I kept this secret from Mum, of course, as it would have hurt her deeply. But as long as we stayed in the matrimonial home that treacherous temptation persisted, and if Mum and I argued for any reason it would suddenly grow stronger. With the move, I was hoping this Trojan horse emotion would weaken and eventually disappear altogether.
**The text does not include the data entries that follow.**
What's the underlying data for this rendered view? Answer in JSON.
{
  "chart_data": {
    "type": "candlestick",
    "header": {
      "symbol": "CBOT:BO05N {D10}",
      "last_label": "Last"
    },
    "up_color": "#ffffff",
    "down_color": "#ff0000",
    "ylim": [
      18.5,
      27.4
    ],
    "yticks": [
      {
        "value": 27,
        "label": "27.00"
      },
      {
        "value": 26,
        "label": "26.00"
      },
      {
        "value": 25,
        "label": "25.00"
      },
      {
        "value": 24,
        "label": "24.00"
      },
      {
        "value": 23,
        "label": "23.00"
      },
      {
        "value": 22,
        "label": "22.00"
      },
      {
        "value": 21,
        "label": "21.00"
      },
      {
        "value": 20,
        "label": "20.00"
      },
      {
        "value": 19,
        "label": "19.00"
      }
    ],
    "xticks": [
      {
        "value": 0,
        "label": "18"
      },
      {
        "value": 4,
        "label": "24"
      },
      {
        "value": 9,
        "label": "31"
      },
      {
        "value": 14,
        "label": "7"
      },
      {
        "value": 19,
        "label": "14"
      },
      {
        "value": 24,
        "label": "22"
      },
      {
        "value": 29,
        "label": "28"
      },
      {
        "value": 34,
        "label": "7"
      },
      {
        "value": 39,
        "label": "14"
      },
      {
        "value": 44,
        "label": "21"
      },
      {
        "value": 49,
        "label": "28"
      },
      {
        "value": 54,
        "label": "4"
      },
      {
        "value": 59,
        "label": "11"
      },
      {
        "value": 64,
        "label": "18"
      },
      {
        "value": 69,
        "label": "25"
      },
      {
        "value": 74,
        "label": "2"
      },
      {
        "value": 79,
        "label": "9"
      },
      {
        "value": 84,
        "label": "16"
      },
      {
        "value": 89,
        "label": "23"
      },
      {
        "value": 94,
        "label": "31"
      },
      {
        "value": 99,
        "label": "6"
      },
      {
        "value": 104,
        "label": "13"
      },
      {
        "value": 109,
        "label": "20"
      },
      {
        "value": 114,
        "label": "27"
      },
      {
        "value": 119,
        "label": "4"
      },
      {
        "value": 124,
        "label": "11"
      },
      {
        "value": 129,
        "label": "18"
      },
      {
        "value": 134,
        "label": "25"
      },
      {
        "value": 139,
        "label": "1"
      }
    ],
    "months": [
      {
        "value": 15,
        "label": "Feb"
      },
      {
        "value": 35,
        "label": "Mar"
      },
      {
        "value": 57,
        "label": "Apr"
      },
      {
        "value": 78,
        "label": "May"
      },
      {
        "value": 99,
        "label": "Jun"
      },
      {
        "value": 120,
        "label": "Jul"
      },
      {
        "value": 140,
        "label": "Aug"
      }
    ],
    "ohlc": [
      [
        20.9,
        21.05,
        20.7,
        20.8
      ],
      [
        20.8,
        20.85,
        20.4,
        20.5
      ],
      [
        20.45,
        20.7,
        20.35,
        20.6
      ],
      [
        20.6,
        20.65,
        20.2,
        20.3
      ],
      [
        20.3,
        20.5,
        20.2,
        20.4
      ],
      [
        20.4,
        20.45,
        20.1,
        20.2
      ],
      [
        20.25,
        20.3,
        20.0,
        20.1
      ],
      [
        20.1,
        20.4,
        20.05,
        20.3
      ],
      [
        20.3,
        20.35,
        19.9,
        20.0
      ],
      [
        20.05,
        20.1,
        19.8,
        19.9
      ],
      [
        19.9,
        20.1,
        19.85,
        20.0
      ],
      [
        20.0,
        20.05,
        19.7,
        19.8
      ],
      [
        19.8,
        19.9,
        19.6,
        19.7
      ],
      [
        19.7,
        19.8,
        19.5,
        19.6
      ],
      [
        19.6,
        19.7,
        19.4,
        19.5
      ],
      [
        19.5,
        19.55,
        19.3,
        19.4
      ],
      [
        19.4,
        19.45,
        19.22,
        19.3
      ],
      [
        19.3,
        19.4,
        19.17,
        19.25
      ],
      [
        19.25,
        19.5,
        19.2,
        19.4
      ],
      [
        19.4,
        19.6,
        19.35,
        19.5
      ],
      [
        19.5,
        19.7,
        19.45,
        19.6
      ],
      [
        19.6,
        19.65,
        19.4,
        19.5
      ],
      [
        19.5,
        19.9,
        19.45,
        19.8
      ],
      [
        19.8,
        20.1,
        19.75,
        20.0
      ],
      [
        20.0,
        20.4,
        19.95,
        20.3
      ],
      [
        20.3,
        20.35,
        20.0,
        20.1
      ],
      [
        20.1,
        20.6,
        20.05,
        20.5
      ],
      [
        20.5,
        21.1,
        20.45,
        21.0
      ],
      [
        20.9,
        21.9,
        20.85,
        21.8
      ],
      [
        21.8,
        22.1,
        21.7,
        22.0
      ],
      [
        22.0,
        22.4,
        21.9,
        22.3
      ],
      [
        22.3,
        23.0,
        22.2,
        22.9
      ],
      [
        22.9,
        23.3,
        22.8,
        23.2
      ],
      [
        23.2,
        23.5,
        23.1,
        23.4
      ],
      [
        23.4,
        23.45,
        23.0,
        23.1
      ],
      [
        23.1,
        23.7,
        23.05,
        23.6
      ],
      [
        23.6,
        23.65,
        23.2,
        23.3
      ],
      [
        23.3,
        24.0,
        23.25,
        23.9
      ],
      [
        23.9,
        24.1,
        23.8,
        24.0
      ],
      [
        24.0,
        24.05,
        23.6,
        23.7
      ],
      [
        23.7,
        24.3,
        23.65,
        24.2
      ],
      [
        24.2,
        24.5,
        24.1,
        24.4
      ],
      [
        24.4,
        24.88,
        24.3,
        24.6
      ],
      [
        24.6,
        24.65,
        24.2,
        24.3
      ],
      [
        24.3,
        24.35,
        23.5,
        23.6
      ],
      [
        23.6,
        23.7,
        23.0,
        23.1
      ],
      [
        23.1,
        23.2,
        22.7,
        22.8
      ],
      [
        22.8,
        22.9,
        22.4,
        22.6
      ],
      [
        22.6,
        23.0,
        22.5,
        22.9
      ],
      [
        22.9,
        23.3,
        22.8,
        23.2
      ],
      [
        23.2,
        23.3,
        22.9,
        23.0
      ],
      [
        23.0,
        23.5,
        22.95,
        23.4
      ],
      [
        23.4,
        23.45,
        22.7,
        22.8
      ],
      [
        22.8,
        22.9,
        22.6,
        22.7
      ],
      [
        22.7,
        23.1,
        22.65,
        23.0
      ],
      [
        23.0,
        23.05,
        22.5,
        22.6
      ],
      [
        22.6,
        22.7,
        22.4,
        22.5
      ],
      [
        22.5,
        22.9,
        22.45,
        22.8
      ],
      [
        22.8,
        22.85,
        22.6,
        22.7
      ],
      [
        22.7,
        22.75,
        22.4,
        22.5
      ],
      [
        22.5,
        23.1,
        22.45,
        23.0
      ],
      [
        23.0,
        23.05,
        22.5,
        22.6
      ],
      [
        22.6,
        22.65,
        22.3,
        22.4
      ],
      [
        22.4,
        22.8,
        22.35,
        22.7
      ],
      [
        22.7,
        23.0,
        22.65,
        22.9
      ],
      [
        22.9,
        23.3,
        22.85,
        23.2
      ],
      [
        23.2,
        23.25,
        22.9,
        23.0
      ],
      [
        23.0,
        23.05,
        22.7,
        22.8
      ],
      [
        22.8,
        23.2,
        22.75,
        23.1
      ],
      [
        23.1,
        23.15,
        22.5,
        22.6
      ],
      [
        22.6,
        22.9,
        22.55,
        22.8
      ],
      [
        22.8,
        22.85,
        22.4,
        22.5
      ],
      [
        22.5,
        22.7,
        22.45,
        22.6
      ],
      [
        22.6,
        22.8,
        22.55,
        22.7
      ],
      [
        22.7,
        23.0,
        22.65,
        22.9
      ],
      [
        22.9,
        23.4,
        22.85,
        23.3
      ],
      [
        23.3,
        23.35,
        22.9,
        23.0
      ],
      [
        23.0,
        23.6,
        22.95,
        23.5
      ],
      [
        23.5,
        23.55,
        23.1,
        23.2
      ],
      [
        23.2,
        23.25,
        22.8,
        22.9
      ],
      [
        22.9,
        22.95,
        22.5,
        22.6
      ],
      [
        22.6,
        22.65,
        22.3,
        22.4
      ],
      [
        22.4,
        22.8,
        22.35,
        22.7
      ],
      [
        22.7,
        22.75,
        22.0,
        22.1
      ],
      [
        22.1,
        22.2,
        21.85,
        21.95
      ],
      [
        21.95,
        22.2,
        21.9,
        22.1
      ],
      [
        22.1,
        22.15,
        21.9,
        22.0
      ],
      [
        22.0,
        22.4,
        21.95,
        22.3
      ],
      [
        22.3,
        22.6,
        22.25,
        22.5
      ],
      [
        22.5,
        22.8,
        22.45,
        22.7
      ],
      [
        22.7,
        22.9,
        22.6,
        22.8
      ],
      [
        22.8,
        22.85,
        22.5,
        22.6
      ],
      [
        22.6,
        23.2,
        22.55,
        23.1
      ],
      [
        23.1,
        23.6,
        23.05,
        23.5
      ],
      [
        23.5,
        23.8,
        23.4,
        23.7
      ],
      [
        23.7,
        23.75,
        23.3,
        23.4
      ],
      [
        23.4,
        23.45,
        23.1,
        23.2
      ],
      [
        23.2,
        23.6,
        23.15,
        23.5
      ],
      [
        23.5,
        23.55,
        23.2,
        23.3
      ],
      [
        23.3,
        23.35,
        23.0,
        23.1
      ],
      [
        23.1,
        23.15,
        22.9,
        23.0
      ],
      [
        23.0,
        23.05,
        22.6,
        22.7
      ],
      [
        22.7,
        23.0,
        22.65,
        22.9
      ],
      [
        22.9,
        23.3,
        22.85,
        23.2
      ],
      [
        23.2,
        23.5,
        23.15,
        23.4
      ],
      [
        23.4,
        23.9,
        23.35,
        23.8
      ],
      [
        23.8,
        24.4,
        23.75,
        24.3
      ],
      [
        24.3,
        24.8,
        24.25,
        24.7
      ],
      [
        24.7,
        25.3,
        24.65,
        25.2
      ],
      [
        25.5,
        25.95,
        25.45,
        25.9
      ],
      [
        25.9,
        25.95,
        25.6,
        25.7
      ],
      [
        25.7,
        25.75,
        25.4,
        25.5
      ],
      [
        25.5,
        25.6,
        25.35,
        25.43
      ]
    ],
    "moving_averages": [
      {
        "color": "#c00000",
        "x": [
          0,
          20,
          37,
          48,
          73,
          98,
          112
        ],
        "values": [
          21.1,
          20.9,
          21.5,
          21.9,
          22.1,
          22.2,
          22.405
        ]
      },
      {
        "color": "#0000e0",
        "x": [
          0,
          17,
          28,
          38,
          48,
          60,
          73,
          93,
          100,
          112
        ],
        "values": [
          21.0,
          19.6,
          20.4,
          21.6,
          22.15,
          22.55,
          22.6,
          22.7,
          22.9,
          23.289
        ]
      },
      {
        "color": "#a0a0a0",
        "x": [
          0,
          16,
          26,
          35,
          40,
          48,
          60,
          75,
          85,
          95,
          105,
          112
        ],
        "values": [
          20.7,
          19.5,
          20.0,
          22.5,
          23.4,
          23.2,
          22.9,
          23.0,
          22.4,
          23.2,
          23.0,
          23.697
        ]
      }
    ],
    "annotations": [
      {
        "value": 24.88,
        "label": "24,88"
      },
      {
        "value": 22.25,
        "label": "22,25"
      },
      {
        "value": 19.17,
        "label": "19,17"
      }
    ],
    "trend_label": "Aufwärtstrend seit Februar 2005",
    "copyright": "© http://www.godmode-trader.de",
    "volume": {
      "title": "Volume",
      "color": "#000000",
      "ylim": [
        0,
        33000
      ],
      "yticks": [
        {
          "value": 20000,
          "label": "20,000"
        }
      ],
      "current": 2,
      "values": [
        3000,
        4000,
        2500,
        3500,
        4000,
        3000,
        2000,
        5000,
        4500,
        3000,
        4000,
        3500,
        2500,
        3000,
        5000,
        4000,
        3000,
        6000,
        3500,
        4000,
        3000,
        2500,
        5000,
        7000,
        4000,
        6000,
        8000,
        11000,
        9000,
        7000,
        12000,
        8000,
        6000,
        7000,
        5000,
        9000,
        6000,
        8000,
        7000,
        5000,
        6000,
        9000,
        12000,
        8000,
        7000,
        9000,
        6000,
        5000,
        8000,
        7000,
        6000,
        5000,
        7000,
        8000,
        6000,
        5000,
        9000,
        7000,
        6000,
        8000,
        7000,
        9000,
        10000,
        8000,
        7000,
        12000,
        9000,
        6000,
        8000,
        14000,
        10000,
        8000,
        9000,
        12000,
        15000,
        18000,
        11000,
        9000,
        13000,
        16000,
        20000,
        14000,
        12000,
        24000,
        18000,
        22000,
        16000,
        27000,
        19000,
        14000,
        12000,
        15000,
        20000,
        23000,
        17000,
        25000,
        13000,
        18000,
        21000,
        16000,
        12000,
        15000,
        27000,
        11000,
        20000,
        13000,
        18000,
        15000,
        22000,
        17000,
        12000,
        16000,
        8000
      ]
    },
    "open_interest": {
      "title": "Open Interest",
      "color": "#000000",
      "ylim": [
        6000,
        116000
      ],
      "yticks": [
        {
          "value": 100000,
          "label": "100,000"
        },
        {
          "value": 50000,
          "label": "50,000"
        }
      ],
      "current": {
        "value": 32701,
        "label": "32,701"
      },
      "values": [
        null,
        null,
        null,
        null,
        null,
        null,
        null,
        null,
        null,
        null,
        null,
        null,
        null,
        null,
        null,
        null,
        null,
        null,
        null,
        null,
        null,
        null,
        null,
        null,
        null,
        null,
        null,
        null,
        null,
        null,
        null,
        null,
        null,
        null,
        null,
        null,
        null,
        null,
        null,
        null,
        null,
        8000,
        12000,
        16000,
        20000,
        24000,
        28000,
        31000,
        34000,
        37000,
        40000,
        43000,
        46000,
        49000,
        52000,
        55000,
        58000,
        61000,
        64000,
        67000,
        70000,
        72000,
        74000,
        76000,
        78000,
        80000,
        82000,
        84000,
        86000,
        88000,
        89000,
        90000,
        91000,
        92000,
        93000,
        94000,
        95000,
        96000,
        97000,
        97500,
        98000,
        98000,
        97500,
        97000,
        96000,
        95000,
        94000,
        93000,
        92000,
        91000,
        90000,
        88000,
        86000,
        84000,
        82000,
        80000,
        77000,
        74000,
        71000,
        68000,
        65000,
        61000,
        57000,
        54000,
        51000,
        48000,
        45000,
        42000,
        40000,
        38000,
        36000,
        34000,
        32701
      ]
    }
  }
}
Honeysuckle Cottage was a refreshing new start. I loved the kitchen with its old-fashioned pantry, terracotta-tiled floor and scrubbed pine table – it was always warm and cosy no matter how bleak the weather outside, so that we ended up eating all our meals there. I loved the way the lounge ran into the dining room without a dividing wall, so even when we were doing different things I always felt Mum was close. I loved the open fireplace with its chimney breast of craggy grey stone, the varnished oak mantelpiece, the neat little lozenge shapes of the mock-Tudor windows. I loved the worn wooden staircase, with the fourth stair from the bottom that squealed loudly no matter where you placed your foot on it. I loved my bedroom with its exposed beams and the built-in window seat, where I could sit and read for hours in the purest, clearest light I’d ever known. I loved opening the curtains in the morning and seeing a patchwork of ploughed fields, instead of the identical red-brick ‘executive homes’ of suburbia, each with its BMW or Mercedes parked on the drive outside. Most of all, I enjoyed being able to drag a chair into the back garden, where I’d sit and watch the clouds slowly forming and re-forming in the sky above me like melting wax in a lava lamp.
Staring up at the sky, I liked to imagine that I lived in a simpler, more innocent time – ideally a time before there were any human beings at all, when the earth was one vast green paradise and cruelty, hurting for the pleasure of hurting, was completely unknown.
3
Mum had been a brilliant young lawyer, headhunted by a top London law firm while she was still at university. She’d taken the job on graduating, but it hadn’t worked out for her. She’d hated living in London, with the aggressive crowds, the packed rush-hour tubes, the drunken winos with their bloodied faces (London is no place for a mouse to live), and after four years she’d decided to move to the country. She took a job at Everson’s, the largest law firm in town and that was where she’d met my dad, eight years her senior and already a partner. After dating for little more than six months, he’d asked her to marry him.